Perhaps the best known and most oft-quoted verse from the prophetic book of Jeremiah in our Hebrew Bible is from chapter 29, verse 11.   Reads like this in the NIV “For I know the plans I have for you,” declares the Lord, “plans to prosper you and not to harm you, plans to give you hope and a future.”   It’s a wonderful verse, but it didn’t come from young Jeremiah. Assuming Jeremiah to be the author, it was dated some 70 years after young Jeremiah had this to say in that great debate of his own time and place:  “They dress the wound of my people as though it were not serious. ‘Peace, peace,’ they say, when there is no peace”  Jeremiah 6:14 (NIV). It's as if Jeremiah was saying all is well that ends well, but the ending is going to take another 70 years. Prepare accordingly!

 

I can’t help noticing how today in America those voices most prominent in our country are refusing to believe our problem will NOT be short lived.   Send us some more money and we’ll fix the problem now or next year or 2028 at the latest.

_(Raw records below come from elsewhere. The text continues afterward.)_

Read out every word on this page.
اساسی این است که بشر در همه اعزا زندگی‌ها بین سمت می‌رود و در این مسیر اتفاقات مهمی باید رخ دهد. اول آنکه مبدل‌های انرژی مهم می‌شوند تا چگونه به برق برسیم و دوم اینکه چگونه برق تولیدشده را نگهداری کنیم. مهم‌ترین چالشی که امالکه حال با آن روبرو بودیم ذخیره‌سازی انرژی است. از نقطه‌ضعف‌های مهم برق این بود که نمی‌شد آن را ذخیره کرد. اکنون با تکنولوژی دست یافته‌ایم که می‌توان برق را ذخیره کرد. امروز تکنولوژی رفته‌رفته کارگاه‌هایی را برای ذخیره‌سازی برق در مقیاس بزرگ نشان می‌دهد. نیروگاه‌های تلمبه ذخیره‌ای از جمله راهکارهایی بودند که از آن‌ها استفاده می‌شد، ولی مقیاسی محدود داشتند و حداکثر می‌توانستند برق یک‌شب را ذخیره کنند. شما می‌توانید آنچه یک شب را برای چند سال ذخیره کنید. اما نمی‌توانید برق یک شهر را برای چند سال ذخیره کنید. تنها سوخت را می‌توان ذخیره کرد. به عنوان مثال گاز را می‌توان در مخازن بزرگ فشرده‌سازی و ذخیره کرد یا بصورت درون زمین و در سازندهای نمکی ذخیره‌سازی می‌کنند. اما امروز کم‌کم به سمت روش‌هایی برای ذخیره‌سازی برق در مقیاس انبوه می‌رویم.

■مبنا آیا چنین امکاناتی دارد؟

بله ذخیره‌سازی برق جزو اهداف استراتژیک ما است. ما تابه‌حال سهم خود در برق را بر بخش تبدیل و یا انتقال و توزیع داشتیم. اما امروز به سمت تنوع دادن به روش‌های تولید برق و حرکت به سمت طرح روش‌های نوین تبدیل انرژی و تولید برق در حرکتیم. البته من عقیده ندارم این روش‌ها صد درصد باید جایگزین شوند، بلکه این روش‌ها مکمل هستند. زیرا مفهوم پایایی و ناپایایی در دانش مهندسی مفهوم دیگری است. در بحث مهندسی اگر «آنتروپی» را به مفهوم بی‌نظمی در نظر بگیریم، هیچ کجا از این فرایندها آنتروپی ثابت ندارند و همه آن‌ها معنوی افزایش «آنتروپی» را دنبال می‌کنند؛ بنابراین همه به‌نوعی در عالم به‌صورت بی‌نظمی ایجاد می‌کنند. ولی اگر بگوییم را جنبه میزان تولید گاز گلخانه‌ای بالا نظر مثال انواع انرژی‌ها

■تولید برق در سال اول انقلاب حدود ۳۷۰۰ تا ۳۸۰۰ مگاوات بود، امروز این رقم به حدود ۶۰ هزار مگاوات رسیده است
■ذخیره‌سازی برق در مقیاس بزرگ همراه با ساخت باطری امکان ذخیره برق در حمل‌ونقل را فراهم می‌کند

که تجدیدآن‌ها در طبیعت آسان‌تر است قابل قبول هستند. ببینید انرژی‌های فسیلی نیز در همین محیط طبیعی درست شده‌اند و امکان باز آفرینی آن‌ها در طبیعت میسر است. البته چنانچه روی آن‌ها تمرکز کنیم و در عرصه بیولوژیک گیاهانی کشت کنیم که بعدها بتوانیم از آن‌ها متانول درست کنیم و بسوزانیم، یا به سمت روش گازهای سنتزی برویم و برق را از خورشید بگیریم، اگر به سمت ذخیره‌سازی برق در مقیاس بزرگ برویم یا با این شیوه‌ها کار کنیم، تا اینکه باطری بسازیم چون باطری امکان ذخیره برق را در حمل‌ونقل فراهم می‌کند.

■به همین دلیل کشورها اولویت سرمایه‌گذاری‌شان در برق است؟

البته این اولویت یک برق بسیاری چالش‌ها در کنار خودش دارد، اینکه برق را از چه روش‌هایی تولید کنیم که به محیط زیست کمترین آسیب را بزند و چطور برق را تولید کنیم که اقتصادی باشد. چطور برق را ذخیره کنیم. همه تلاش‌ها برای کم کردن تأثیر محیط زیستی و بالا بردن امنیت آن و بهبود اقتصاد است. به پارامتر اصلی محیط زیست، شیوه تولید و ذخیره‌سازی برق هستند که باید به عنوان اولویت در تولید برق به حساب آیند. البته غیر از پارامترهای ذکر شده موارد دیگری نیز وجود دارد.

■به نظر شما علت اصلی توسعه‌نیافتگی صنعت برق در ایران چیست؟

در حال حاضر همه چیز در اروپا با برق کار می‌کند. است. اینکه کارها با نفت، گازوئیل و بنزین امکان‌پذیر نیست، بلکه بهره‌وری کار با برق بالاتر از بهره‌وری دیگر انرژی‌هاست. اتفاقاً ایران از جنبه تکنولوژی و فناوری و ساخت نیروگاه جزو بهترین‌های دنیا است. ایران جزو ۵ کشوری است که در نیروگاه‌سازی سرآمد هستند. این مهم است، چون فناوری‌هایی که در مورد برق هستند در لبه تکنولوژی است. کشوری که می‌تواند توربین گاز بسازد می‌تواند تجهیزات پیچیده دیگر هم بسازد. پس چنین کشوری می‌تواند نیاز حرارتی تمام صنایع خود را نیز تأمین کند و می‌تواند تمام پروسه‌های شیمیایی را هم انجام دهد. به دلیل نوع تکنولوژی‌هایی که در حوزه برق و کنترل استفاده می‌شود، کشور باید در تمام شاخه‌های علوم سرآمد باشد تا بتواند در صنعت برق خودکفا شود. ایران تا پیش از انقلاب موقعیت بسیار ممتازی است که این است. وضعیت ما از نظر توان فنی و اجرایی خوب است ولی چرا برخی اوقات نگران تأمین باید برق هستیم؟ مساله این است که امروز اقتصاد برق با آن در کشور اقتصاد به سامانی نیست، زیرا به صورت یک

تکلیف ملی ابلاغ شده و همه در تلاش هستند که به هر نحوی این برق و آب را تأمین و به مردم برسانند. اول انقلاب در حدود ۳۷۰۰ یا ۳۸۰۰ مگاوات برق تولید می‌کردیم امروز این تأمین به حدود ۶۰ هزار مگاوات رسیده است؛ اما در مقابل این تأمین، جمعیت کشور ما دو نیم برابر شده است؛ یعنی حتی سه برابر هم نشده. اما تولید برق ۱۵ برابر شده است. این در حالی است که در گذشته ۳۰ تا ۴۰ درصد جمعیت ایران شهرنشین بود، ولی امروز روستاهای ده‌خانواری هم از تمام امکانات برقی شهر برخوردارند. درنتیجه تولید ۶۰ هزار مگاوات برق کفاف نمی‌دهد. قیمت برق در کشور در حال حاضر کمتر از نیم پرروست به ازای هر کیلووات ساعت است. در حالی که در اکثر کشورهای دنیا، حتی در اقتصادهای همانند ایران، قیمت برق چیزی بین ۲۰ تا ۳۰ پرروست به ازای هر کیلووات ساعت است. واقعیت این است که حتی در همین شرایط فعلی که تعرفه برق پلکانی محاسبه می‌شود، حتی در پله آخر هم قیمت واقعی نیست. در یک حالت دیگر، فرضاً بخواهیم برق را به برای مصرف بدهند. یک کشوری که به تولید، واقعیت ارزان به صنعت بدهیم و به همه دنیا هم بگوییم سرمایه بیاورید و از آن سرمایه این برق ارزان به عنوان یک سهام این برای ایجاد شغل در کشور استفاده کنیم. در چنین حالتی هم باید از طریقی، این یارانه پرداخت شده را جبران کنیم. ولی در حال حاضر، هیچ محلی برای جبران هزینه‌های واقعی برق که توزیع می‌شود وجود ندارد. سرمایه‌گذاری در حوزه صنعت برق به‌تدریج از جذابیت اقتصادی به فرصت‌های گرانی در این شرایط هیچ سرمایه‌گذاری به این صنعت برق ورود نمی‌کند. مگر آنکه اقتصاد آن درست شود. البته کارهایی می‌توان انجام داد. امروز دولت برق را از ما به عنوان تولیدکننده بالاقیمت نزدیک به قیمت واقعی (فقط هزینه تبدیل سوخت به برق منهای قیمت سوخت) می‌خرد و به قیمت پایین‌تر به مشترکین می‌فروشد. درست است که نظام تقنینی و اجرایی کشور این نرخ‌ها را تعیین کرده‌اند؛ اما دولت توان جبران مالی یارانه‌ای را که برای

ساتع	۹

All we need is more campaign ads.

 

Yeah, right.

 

I'm not expecting it to take 70 years for America’s fear story to play itself out and our love story to be born again.   Our next Great Awakening could come sooner; hopefully much sooner!   Maybe as few as 7 instead of 70 if we’re lucky.   But, much as I believe loving influence will always win the debate eventually, and much as I’d like to think some Project 2029 could actually happen, fearful control is a formidable enemy.  Evil is never a simple argument to refute or an easy foe to overcome.  Evil has an infinite number of lies it can tell rather quickly, where truth is far more limited in number and is designed to evolve over time.  


In the end, love wins.   And America will then be once again the United States.  Then we can preach Jeremiah 29:11. But, meanwhile, let’s not forget those immortal words of that same prophet of ancient Judah:   “They dress the wound of my people as though it were not serious. ‘Peace, peace,’ they say, when there is no peace”  Jeremiah 6:14 (NIV).